Resolved, That the Chairman of this meeting be requested to appoint a committee, consisting of thirteen members, of which he shall be the ex-officio Chairman, to draft an address to the working men of the United States, calling their attention to the evils which now affect the laboring classes, the unequal taxation with which they are now burdened by the unjust laws of Congress, which exempt the rich at the expense of the poor — to the national debt, which is at all times a despotism, and to suggest such remedies or modes of action to mitigate present wrongs and avert new ones as shall be most likely to accomplish these ends. [Applause.]

The Chairman then stated that as soon as the committee to draft an address shall have been appointed, the names of the gentlemen constituting the committee will be officially announced.

Chauncey C. Burr was then introduced to the meeting, and received a most cordial and enthusiastic reception from the audience. As soon as the enthusiasm had subsided, Mr. Burr spoke substantially as follows:

Mr. President: On being called up to address this association of working men I call to mind a passage in Edmund Burke's celebrated "Thoughts on Scarcity," in which that great observer of the relative position and duties of the rich and laboring classes confesses that "Not only States and states men, but all classes and descriptions of the rich are pensioners of the working class, and are maintained by their superfluity. They are under an absolute, hereditary, and indispensable dependence on those who labor, and miscalled the poor, and in reality feed both the pensioner and themselves." It is pleasing to read these compendious admissions, when the newspaper organs of the Administration are seriously discussing the necessity of restricting the franchise by a property qualification — when Congress is passing laws to throw taxation off of banks and capital that the whole weight may be rolled upon the shoulders of labor and industry — and when the whole machinery of revenues is being so constructed as to make capital the master of labor. What is there in the present hour that does not mortify and alarm and make desperate the friend of the people and the well-wisher of his country?

’ The money you receive for your labor is depreciated forty per cent, from the good old fashioned Democratic dollar. But your wages have not gone up four hundred per cent. Your real income from your labor does not keep in sight of your increased necessary expenditures. That is the way the Administration have made the working classes prosperous.--Partisan contractors may be prosperous.--Those who have the handling of the public funds may be prosperous.
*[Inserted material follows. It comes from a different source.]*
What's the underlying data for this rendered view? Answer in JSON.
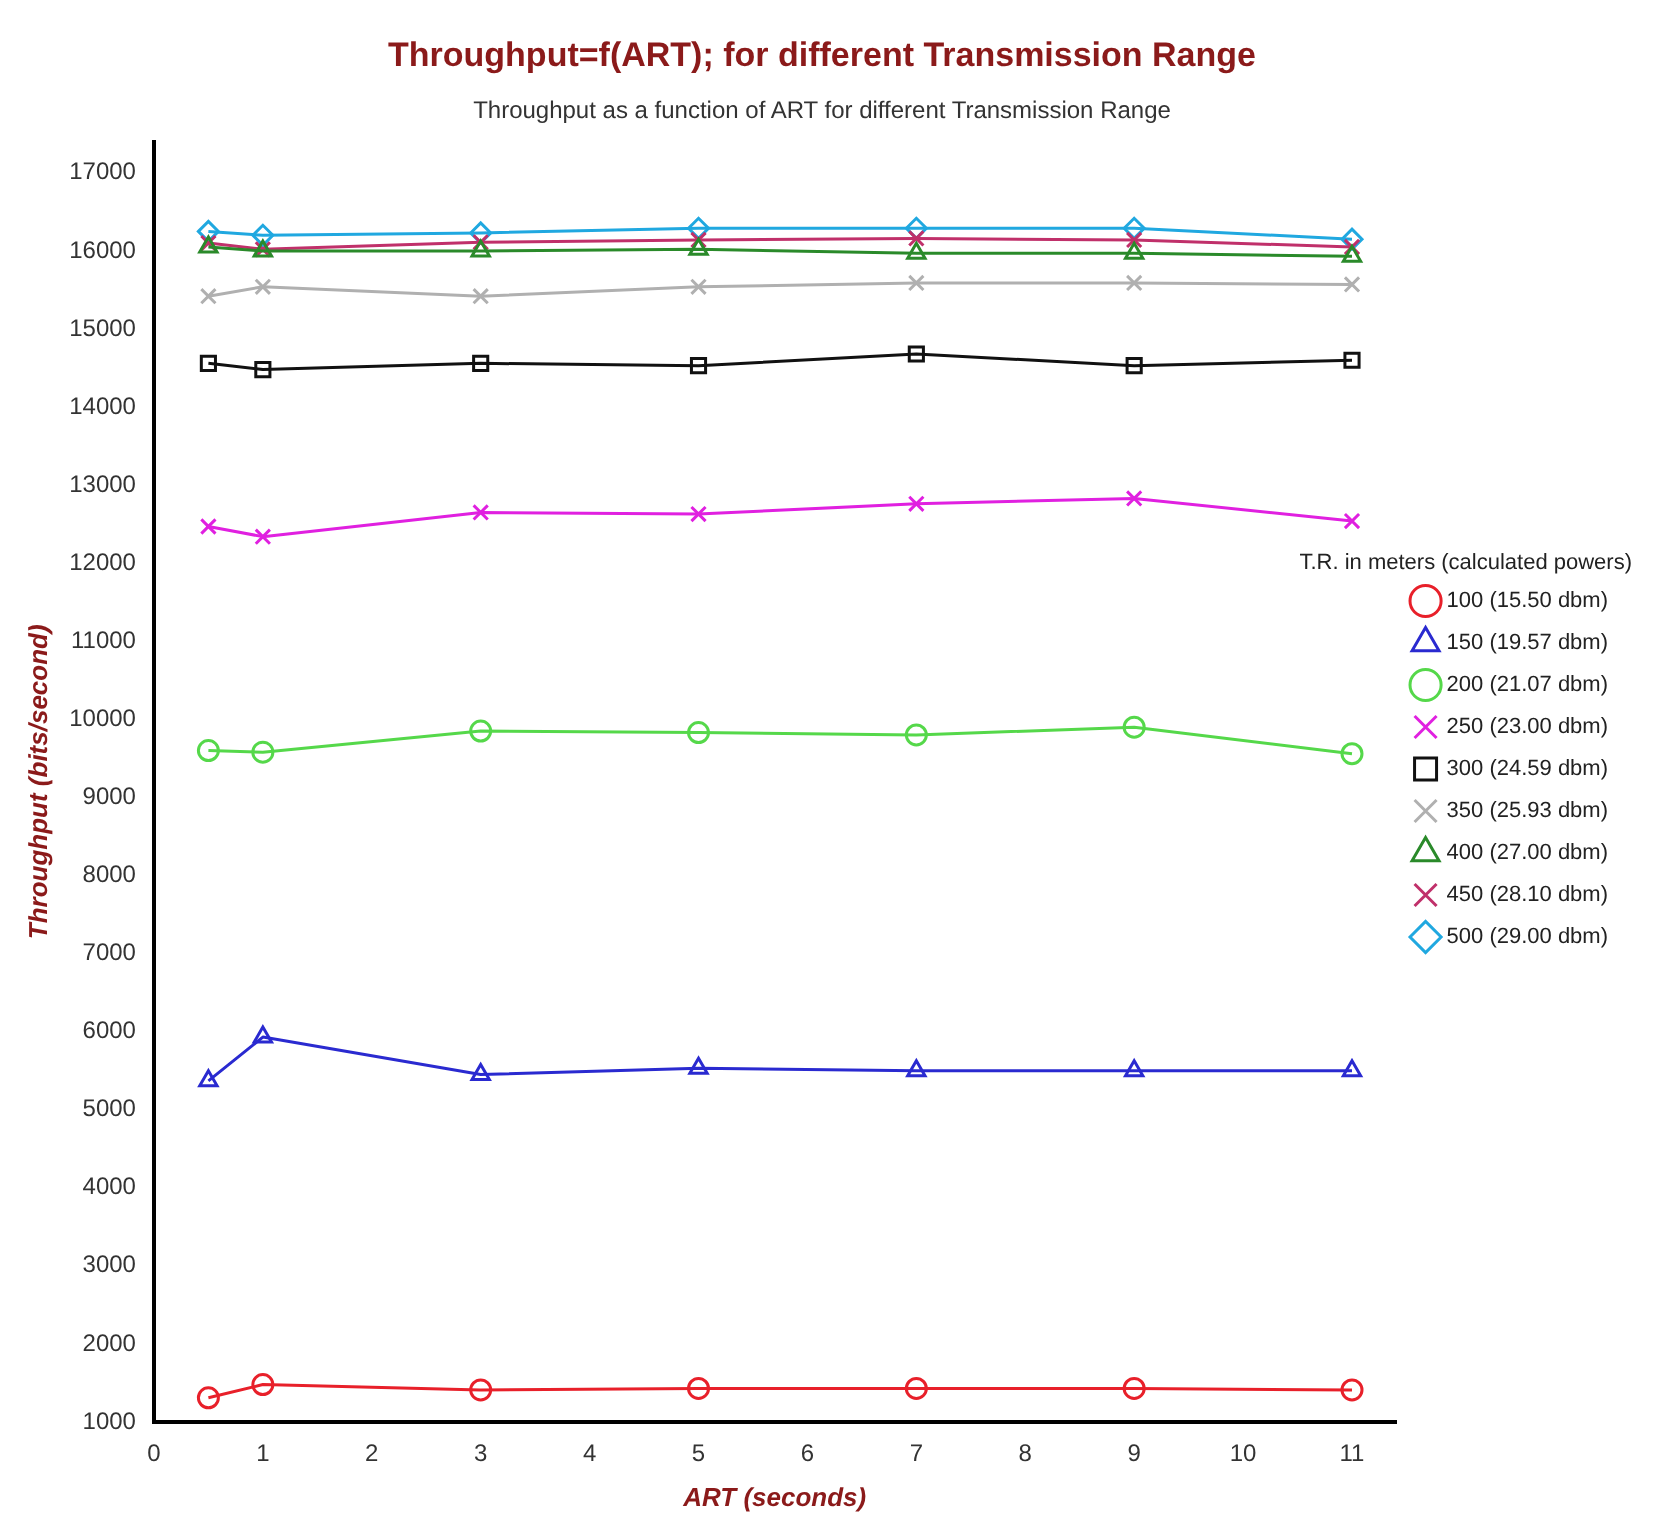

A good chance to steal may render those prosperous who are within the ing, according to Mr. Lincoln's and Mr. Seward's comprehension of prosperity. But their prosperity is the ruin of the masses. The boundless avarice which this war feeds is the eternal foe of the working man; and it will usual labor here into the same dependent and helpless condition of labor in the Old World, unless the working classes, the masses of the people, throw off the yoke which is now being placed upon their necks. War enriches a few at the expense of the many. This is why the plundering few always rave as if possessed of the devil at the least mention of peace.